Kansas City Fed CEO warns of rate rise “oversteering”

Sudden changes to interest rates have the potential to stress the economy and financial markets, according to Esther George, president and CEO of the Federal Reserve Bank of Kansas City.

In a speech entitled ‘Tightening Monetary Policy in a Tight Economy’, George highlighted that “communicating the path for interest rates is likely far more consequential than the speed with which we get there”.

George suggested moving interest rates too fast raises the prospect of “oversteering”.

The Fed has been increasing interest rates since March in attempt to curb inflation, but George noted that even before this treasury yields had already “moved up significantly”.

Additionally, financial conditions were already tightening before the March increase.

George said this is because expectations were building for significant adjustments in monetary policy.

She commented: “This is already a historically swift pace of rate increases for households and businesses to adapt to, and more abrupt changes in interest rates could create strains, either in the economy or financial markets, that would undermine the Fed’s ability to deliver on the higher path of rates communicated.”

George also indicated her surprise of discussions around recession risk, while there have also been forecasts predicting interest rate cuts for next year.

Such projections suggest that a rapid pace of rate increases brings about the risk of tightening policy more quickly than the economy and markets can adjust, according to George.
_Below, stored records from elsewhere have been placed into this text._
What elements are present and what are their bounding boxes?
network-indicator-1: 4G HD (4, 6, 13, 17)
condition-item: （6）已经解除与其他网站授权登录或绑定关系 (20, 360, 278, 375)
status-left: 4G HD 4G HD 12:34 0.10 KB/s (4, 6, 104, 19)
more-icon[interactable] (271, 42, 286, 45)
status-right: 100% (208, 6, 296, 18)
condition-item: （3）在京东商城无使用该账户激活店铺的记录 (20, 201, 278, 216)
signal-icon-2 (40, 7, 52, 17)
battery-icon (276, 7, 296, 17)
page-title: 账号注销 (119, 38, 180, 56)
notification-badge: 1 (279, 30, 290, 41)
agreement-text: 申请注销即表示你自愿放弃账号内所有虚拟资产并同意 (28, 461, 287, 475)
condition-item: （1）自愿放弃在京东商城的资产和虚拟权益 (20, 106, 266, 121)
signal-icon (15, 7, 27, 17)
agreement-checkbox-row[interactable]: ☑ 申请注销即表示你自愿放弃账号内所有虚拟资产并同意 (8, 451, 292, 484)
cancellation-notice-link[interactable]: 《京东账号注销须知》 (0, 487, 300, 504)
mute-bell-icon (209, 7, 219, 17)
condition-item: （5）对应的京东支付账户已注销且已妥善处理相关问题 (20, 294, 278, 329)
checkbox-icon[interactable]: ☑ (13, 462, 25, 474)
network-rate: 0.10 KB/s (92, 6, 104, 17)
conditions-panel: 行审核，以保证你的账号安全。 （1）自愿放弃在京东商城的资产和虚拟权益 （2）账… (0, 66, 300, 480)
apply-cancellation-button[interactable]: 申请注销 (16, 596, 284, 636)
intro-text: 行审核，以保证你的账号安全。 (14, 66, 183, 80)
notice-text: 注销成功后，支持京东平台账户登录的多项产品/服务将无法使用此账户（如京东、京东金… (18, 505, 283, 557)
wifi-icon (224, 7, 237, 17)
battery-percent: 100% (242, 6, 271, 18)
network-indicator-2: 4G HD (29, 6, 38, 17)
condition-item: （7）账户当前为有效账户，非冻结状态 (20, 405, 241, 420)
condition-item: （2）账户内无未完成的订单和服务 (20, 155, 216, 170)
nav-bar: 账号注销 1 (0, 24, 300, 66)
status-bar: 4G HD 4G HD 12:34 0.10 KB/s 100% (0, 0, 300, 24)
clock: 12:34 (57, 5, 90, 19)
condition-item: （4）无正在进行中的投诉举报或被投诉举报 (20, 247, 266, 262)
To achieve price stability, George reinforced support for the ongoing rate increases accompanied by a significant reduction in the size of the balance sheet.

“The pace at which this path unfolds will need to be carefully balanced against the state of the economy and financial markets, particularly during a time of heightened uncertainty, to effectively achieve this objective,” George concluded.

The Fed’s latest annual stress tests revealed major US banks have “strong capital levels” and could cope with a severe global recession, and absorb more than $600 billion in losses.